When the defendants moved to dismiss the lawsuit, the state court trial judge denied their motion in a ruling that split more hairs than can be found on the floor of a busy barber.

Hindsight in the law is always perfect. Pick a horrible event, any horrible event. Study it. It’s obvious, isn’t it, in retrospect, what caused the event? Any fool can see it now; plaintiffs seek to punish those who didn’t see it when it mattered. We didn’t spot the planning of the 9/11 attacks because, quite frankly, there are too many things to look out for in the wide world to see everything at once.

The law speaks in terms of foreseeability, and limits responsibility for bad acts to those who cause them in some close, or proximate, and therefore culpable, manner.

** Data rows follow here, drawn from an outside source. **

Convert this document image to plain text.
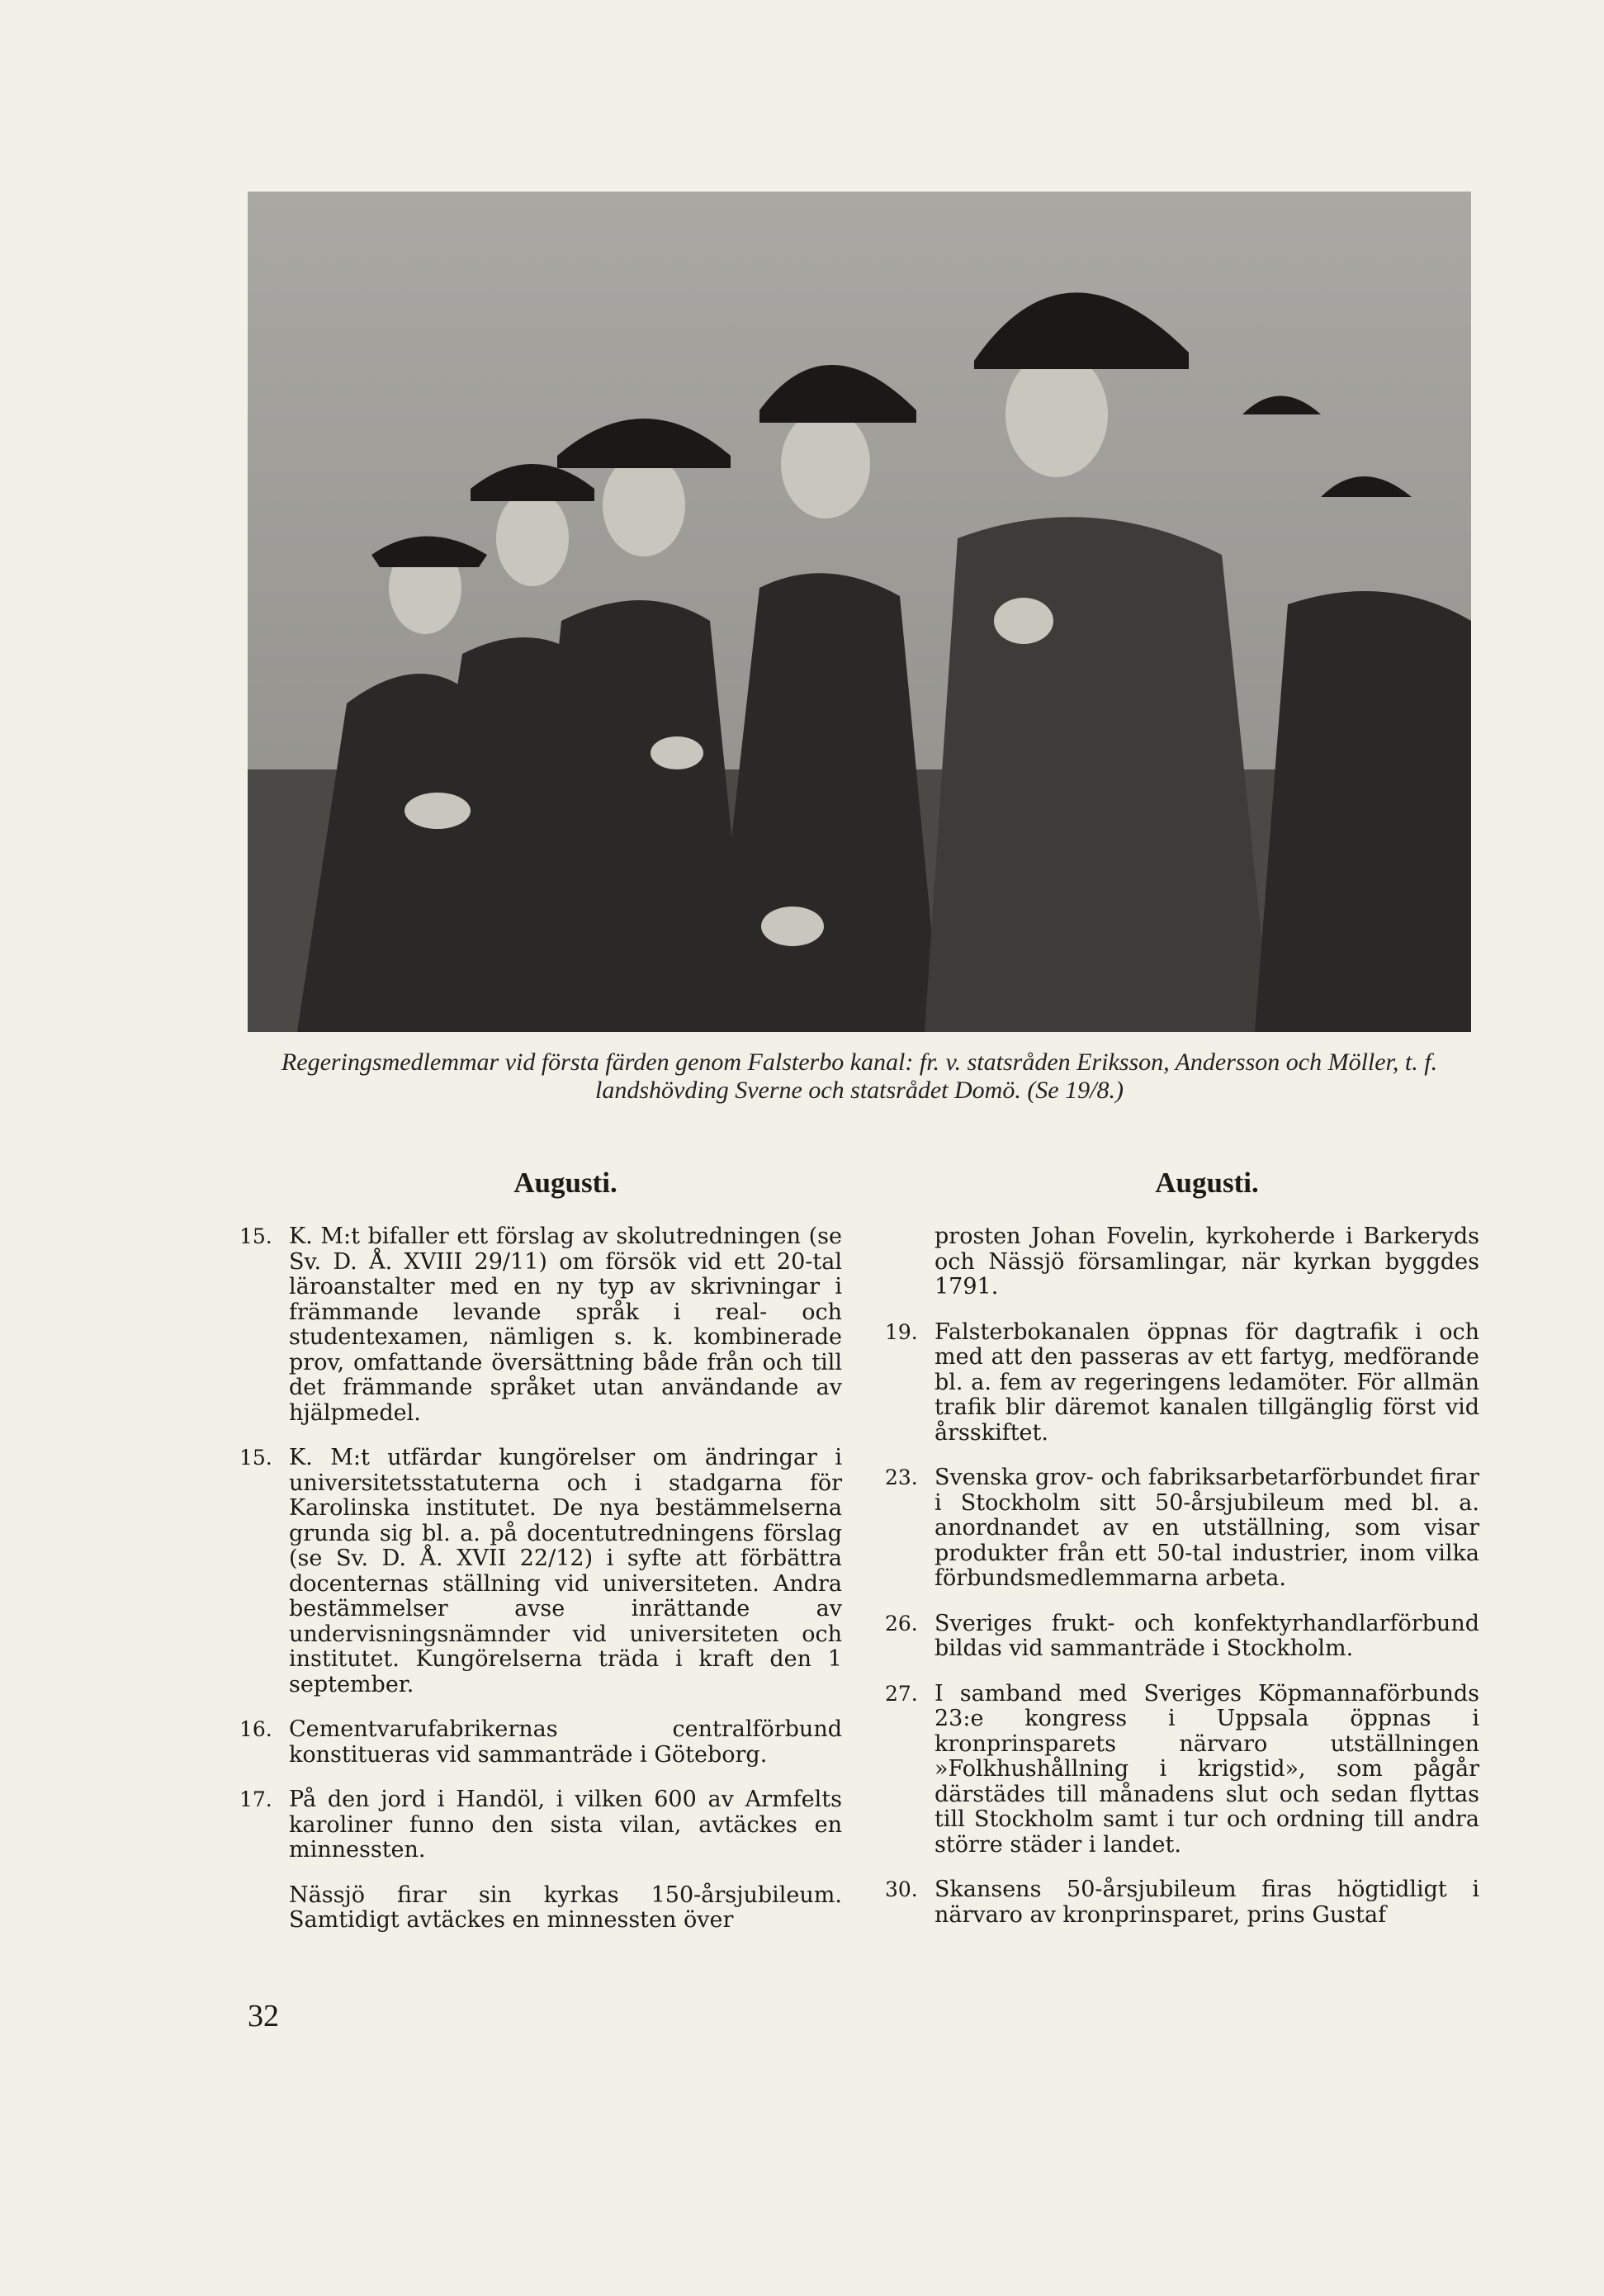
Regeringsmedlemmar vid första färden genom Falsterbo kanal: fr. v. statsråden Eriksson, Andersson och Möller, t. f. landshövding Sverne och statsrådet Domö. (Se 19/8.)
Augusti.
15. K. M:t bifaller ett förslag av skolutredningen (se Sv. D. Å. XVIII 29/11) om försök vid ett 20-tal läroanstalter med en ny typ av skrivningar i främmande levande språk i real- och studentexamen, nämligen s. k. kombinerade prov, omfattande översättning både från och till det främmande språket utan användande av hjälpmedel.
15. K. M:t utfärdar kungörelser om ändringar i universitetsstatuterna och i stadgarna för Karolinska institutet. De nya bestämmelserna grunda sig bl. a. på docentutredningens förslag (se Sv. D. Å. XVII 22/12) i syfte att förbättra docenternas ställning vid universiteten. Andra bestämmelser avse inrättande av undervisningsnämnder vid universiteten och institutet. Kungörelserna träda i kraft den 1 september.
16. Cementvarufabrikernas centralförbund konstitueras vid sammanträde i Göteborg.
17. På den jord i Handöl, i vilken 600 av Armfelts karoliner funno den sista vilan, avtäckes en minnessten.
Nässjö firar sin kyrkas 150-årsjubileum. Samtidigt avtäckes en minnessten över
Augusti.
prosten Johan Fovelin, kyrkoherde i Barkeryds och Nässjö församlingar, när kyrkan byggdes 1791.
19. Falsterbokanalen öppnas för dagtrafik i och med att den passeras av ett fartyg, medförande bl. a. fem av regeringens ledamöter. För allmän trafik blir däremot kanalen tillgänglig först vid årsskiftet.
23. Svenska grov- och fabriksarbetarförbundet firar i Stockholm sitt 50-årsjubileum med bl. a. anordnandet av en utställning, som visar produkter från ett 50-tal industrier, inom vilka förbundsmedlemmarna arbeta.
26. Sveriges frukt- och konfektyrhandlarförbund bildas vid sammanträde i Stockholm.
27. I samband med Sveriges Köpmannaförbunds 23:e kongress i Uppsala öppnas i kronprinsparets närvaro utställningen »Folkhushållning i krigstid», som pågår därstädes till månadens slut och sedan flyttas till Stockholm samt i tur och ordning till andra större städer i landet.
30. Skansens 50-årsjubileum firas högtidligt i närvaro av kronprinsparet, prins Gustaf
32
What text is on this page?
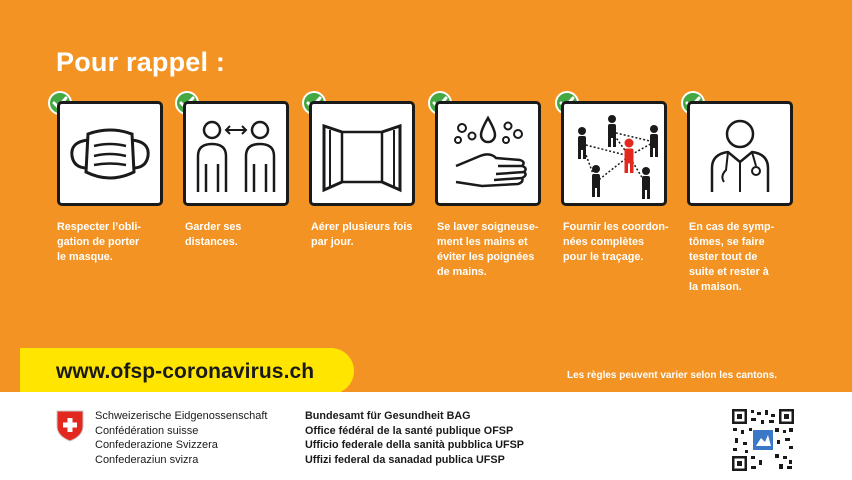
Pour rappel :
Respecter l’obli-
gation de porter
le masque.
Garder ses
distances.
Aérer plusieurs fois
par jour.
Se laver soigneuse-
ment les mains et
éviter les poignées
de mains.
Fournir les coordon-
nées complètes
pour le traçage.
En cas de symp-
tômes, se faire
tester tout de
suite et rester à
la maison.
www.ofsp-coronavirus.ch	Les règles peuvent varier selon les cantons.
Schweizerische Eidgenossenschaft
Confédération suisse
Confederazione Svizzera
Confederaziun svizra
Bundesamt für Gesundheit BAG
Office fédéral de la santé publique OFSP
Ufficio federale della sanità pubblica UFSP
Uffizi federal da sanadad publica UFSP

I’m not sure it makes sense to state that an item lawfully sold to a consumer under cloak of a statute exempting sellers from liability can support a theory that a seller “negligently entrusted” the item sold to a consumer. Negligent entrusting typically means you gave something to someone to hold or use knowing the person was unfit to use it.

The Bridgeport judge’s application of the “negligent entrustment” to these facts candidly makes a mockery of the PLCAA. It smacks of the sort of state court jurisprudence that makes federal judges crazy. Don’t like a federal law? Then find an exception to the law’s application, and stretch it to the breaking point.

I doubt a federal judge would have so scorned the PLCAA. Indeed, I also doubt the plaintiffs here will ever recover a judgment. Odds are, on appeal, the defendants will find judges taking a less passionate view of the events in Newtown.

The Second Amendment needs fixing. The ruling in the Newtown case doesn’t do that; it simply makes bad law. Had the case remained in federal court, I doubt there would today be any case at all. Politics and justice are common bedfellows, as this case illustrates all too well.